Other runtime system code runs.
My GC header bit is now set to one.
The distinction matters: this is a memory safety error, not a static bug. Bugs are statically possible violations; errors are runtime violations of dynamic semantics. A bug need not produce an error, and an error need not trace to an obvious bug.
Why current solutions fall short
The standard toolkit — printf debugging, code editors, static control-flow analysis, mailing lists — addresses bugs, not errors. Memory safety errors in memory managers require:
- Knowing the current configuration of memory
- Knowing what code is running
- Knowing what memory that code is allowed to access
Documentation is a programming-language concern, not just a comment in a source file. Weeks of manual debugging typically follow from the false assumption that all errors are the result of statically-catchable bugs.
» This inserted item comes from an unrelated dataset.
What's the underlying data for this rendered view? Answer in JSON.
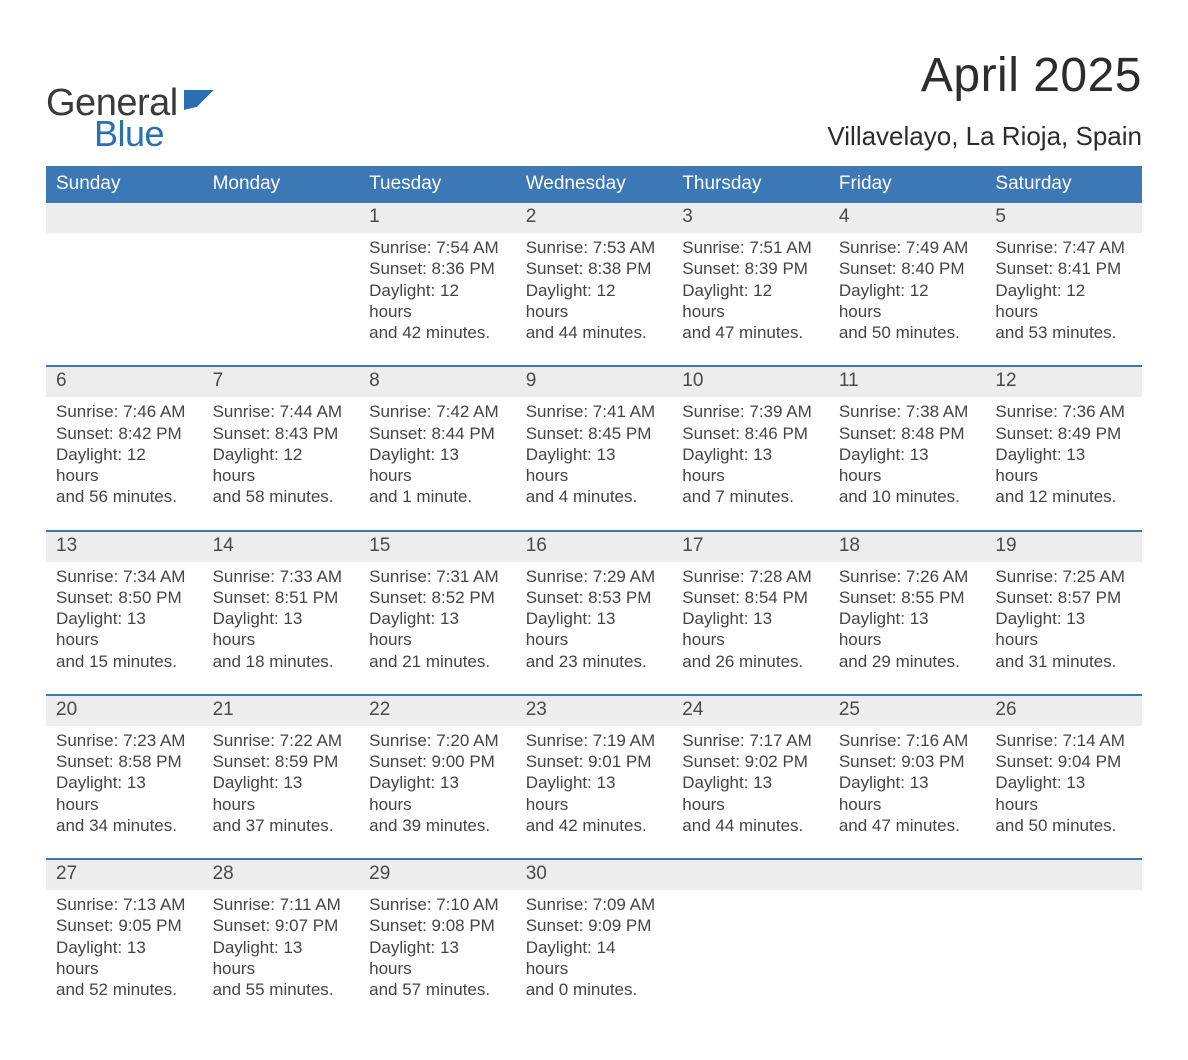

PL approach: every problem is a language
Frame the problem formally. Define:
- M(VM) — the set of valid memory configurations: Is address 0x0000…0xFFFF ∈ M(VM)?
- C(VM) — the set of valid (code, memory-type) pairs: Is (Code(ip), MemoryType(esi)) ∈ C(VM)?
Specify M(VM) and C(VM) explicitly, then check membership dynamically.
Prior work: dynamic binary instrumentation (Permchecker)
- Specify M(VM) and C(VM) imperatively, in terms of the runtime
- Half-portable — requires VM-specific alloc() and free() hooks
- Shared Permchecker API across VMs
Ongoing work: Floorplan (FLP) specification language
Memory manager memory has three structural properties that Permchecker exploits:
- Layered: Page → Space → Block → Cell
- Bifurcated: alloc-path vs. free-path
- Owned: metadata at each layer, free chunks at each layer
Floorplan (FLP) is a language for specifying M(VM) separately from the memory manager implementation — making the layout explicit so tools can reason about it.
FLP toolchain
- Parser implemented in Haskell
- Transpiler in progress: tiles FLP layers onto C structs or C++ classes
- Target implementations: HotSpot, JikesRVM, GHC
- Pin and Valgrind DBI backend
- Take-away: a language for specifying memory layout capable of describing a wide variety of VM implementations (Java, Haskell, JavaScript, …)
Future work: specifying C(VM)
Integrate permission specifications with the host language or a framework:
- Target C++ class methods (portability: lowest common denominator)
- Target Rust (safety: stronger static guarantees)
- Integrate with LLVM (automation)